Minister of Women, Youths and Children Affairs of NUG
- Incumbent
- Assumed office 16 April 2021
- Appointed by: CRPH
- President: Win Myint
- Prime Minister: Mahn Win Khaing Than
- Vice President: Duwa Lashi La

Member of the Amyotha Hluttaw
- In office 1 February 2016 – 1 February 2021
- Constituency: № 10 of Yangon Region
- Majority: 172,295

Personal details
- Born: 18 August 1965 (age 60) Insein Township, Yangon, Myanmar
- Party: National League for Democracy
- Children: one (daughter)
- Alma mater: University of Yangon
- Occupation: Zoologist; Politician; Social activist;

= Naw Susanna Hla Hla Soe =

Karen politician, social activist and zoologist (born 1965)

Naw Susanna Hla Hla Soe (နော်ဆူဇန်နာလှလှစိုး), or simply Naw Hla Hla Soe (နော်လှလှစိုး), is a Karen zoologist, politician and social activist who mainly focuses on the development of the lives of ethnic Karen women in Burma.

==Early life and humanitarian works==
Susanna was born on 18 August 1965 in Insein and got her bachelor's and master's degree in Zoology from the University of Yangon. While she was on her studies, Susanna started as a clerk and later as a project manager at World Vision which promoted her education with leadership workshops and an MBA in NGO leadership from Eastern University, Philadelphia, United States. In 2003, she joined Karen Women's Action Group (KWAG) where she became an executive director in 2010.

When Cyclone Nargis broke out in the Irrawaddy Delta in 2008, Susanna led an emergency relief team to resettle families and rebuild their homes.

Susanna was named Woman of the Year in 2011 by Hotnews Media Group and honored by the Karen Baptist Church as Outstanding Social Worker in April 2011. In 2012, she received the InterAction Humanitarian Award for her "extraordinary leadership."

She is a chairperson of Women's Organizations Network of Myanmar (WON), a steering committee member of Women’s Protection Technical Working Group and president of Women's Peace Network.

==Political career==
In the 2015 Myanmar general election, Susanna contested in № 10 constituency of Yangon Region for Amyotha Hluttaw, from National League for Democracy, and won a seat by 172,295 votes.

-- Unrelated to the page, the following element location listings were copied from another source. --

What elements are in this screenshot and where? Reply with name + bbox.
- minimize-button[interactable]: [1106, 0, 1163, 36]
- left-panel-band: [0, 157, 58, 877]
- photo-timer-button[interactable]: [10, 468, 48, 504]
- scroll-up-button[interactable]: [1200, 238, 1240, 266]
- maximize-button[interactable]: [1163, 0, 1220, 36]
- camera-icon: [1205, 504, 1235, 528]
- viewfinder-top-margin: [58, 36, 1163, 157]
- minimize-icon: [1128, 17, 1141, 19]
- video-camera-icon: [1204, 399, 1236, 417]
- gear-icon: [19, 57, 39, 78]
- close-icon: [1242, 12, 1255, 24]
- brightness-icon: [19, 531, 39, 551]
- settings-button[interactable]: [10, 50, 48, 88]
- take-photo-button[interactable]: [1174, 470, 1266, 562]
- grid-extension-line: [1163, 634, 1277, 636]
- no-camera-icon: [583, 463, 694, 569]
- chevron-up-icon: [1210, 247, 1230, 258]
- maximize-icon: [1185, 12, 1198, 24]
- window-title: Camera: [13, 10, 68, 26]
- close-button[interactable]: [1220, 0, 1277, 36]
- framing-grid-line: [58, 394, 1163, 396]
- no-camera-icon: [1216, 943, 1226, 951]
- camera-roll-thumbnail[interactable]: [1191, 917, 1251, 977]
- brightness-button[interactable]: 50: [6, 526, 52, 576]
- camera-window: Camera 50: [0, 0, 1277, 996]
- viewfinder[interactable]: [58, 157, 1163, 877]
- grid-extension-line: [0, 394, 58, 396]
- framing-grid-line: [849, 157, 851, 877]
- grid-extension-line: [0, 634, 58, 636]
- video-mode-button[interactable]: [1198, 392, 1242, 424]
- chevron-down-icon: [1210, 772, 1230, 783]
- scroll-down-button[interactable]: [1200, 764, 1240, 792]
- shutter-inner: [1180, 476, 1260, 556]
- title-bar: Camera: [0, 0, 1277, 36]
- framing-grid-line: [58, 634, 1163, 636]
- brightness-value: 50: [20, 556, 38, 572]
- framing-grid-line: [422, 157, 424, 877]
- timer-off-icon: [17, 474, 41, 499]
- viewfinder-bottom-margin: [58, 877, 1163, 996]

In the 2020 Myanmar general election, she contested for Karen ethnic affairs minister of Yangon Region and won by 106,144 votes (71.75%). But she was not allowed to assume her seat due to the military coup.

On 16 April 2021, when Committee Representing Pyidaungsu Hluttaw formed National Unity Government (NUG), Susanna became the Minister of Women, Youths and Children Affairs. At NUG's virtual press conference, she urged ASEAN and the world's leaders not to recognize the coup.